Luk 23:50 And, behold, there was a man named Joseph, a counsellor; and he was a good man, and a just:
Luk 23:51 (The same had not consented to the counsel and deed of them;) he was of Arimathaea, a city of the Jews: who also himself waited for the kingdom of God.
Luk 23:52 This man went unto Pilate, and begged the body of Jesus.
Luk 23:53 And he took it down, and wrapped it in linen, and laid it in a sepulchre that was hewn in stone, wherein never man before was laid.
Luk 23:54 And that day was the preparation, and the sabbath drew on.
Luk 23:55 And the women also, which came with him from Galilee, followed after, and beheld the sepulchre, and how his body was laid.
Luk 23:56 And they returned, and prepared spices and ointments; and rested the sabbath day according to the commandment.


So here we have the burial, and the women preparing the spices and ointments, after which the women rested for the sabbath day. (Which leaves me wondering how they were able to prepare the spices that quickly, since the burial was already in haste and they would have to quit work once it was sunset.)

But here:

Mar 16:1 And when the sabbath was past, Mary Magdalene, and Mary the mother of James, and Salome, had bought sweet spices, that they might come and anoint him.
Mar 16:2 And very early in the morning the first day of the week, they came unto the sepulchre at the rising of the sun.

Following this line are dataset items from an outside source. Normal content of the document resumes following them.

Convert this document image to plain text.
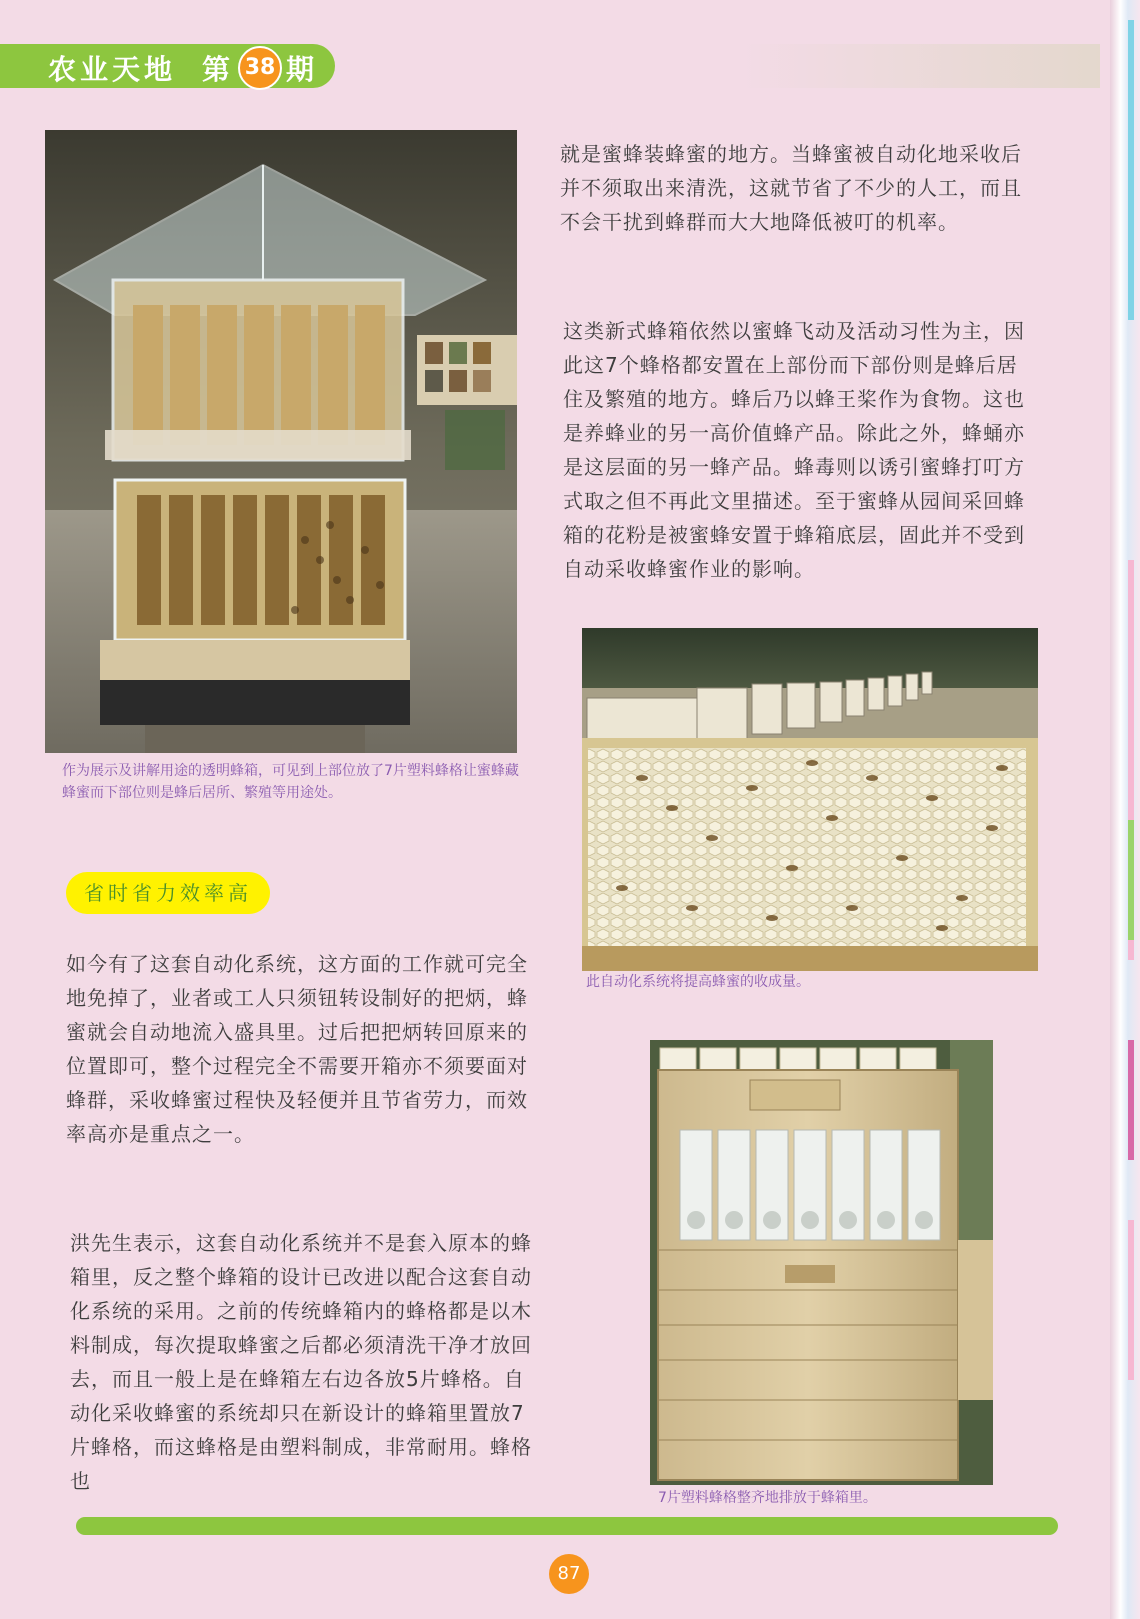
农业天地 第 38 期
作为展示及讲解用途的透明蜂箱，可见到上部位放了7片塑料蜂格让蜜蜂藏蜂蜜而下部位则是蜂后居所、繁殖等用途处。

就是蜜蜂装蜂蜜的地方。当蜂蜜被自动化地采收后并不须取出来清洗，这就节省了不少的人工，而且不会干扰到蜂群而大大地降低被叮的机率。

这类新式蜂箱依然以蜜蜂飞动及活动习性为主，因此这7个蜂格都安置在上部份而下部份则是蜂后居住及繁殖的地方。蜂后乃以蜂王桨作为食物。这也是养蜂业的另一高价值蜂产品。除此之外，蜂蛹亦是这层面的另一蜂产品。蜂毒则以诱引蜜蜂打叮方式取之但不再此文里描述。至于蜜蜂从园间采回蜂箱的花粉是被蜜蜂安置于蜂箱底层，固此并不受到自动采收蜂蜜作业的影响。

此自动化系统将提高蜂蜜的收成量。
省时省力效率高

如今有了这套自动化系统，这方面的工作就可完全地免掉了，业者或工人只须钮转设制好的把炳，蜂蜜就会自动地流入盛具里。过后把把炳转回原来的位置即可，整个过程完全不需要开箱亦不须要面对蜂群，采收蜂蜜过程快及轻便并且节省劳力，而效率高亦是重点之一。

洪先生表示，这套自动化系统并不是套入原本的蜂箱里，反之整个蜂箱的设计已改进以配合这套自动化系统的采用。之前的传统蜂箱内的蜂格都是以木料制成，每次提取蜂蜜之后都必须清洗干净才放回去，而且一般上是在蜂箱左右边各放5片蜂格。自动化采收蜂蜜的系统却只在新设计的蜂箱里置放7片蜂格，而这蜂格是由塑料制成，非常耐用。蜂格也

7片塑料蜂格整齐地排放于蜂箱里。
87
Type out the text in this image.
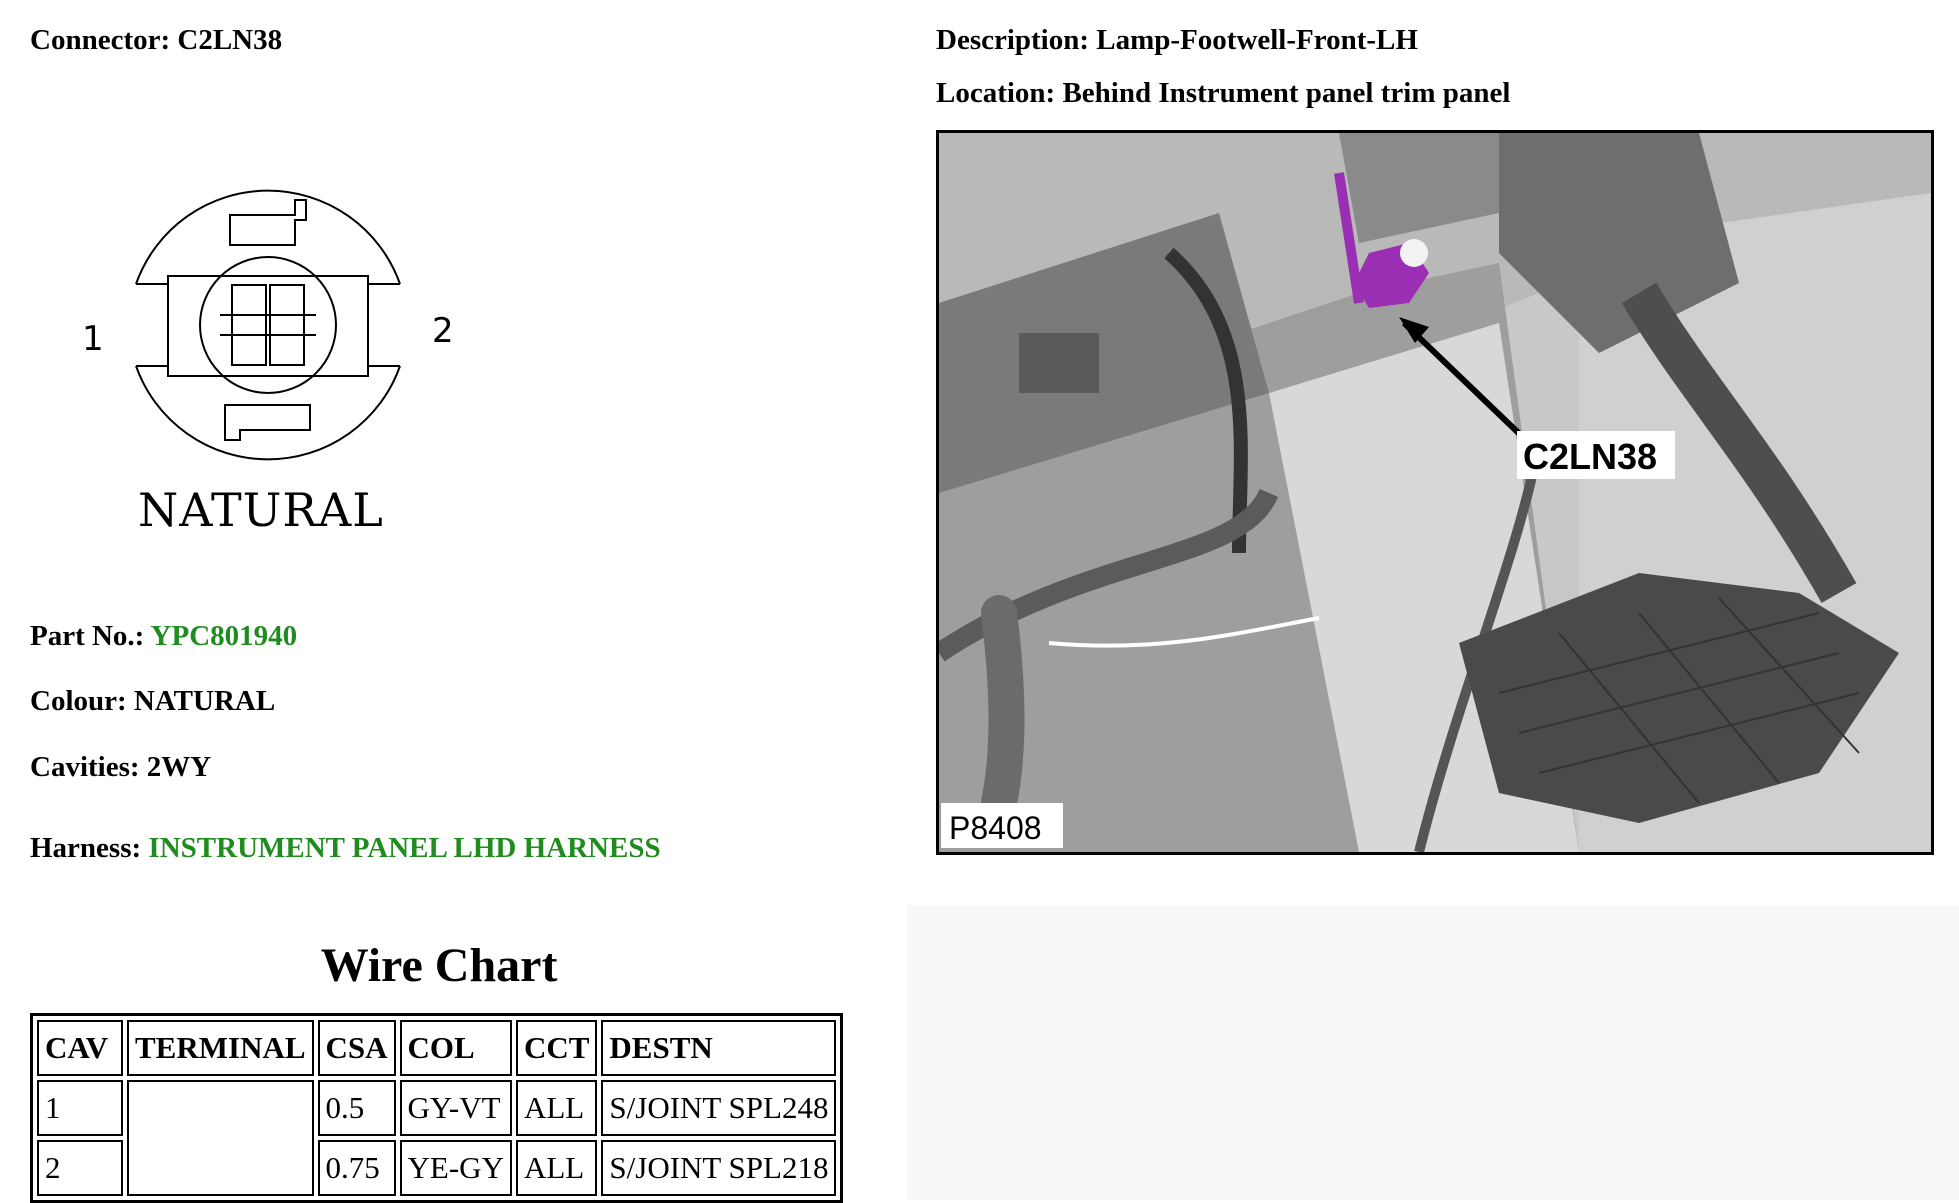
Connector: C2LN38	Description: Lamp-Footwell-Front-LH
Location: Behind Instrument panel trim panel
1	2
NATURAL
Part No.: YPC801940
Colour: NATURAL
Cavities: 2WY
Harness: INSTRUMENT PANEL LHD HARNESS
C2LN38
P8408
Wire Chart
CAV	TERMINAL	CSA	COL	CCT	DESTN
1		0.5	GY-VT	ALL	S/JOINT SPL248
2		0.75	YE-GY	ALL	S/JOINT SPL218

In Luke's account, the women prepare the spices, then rest for the sabbath. But Mark seems to have them buying the spices after the sabbath. How can this be -- unless there were two Sabbaths?

And so this is how I see it, reconciling the various passages I quoted above. The crucifixion happened on Wednesday, with the following day (Thursday) being the first day of the Feast of Unleavened Bread and therefore a day of holy convocation. And so the women rested on Thursday for the special Sabbath, then bought and prepared the spices on Friday, rested again on Saturday for the regular weekly Sabbath, and finally came to anoint the body after Saturday was over, finding that after three nights and three days, His body was gone because He had been resurrected.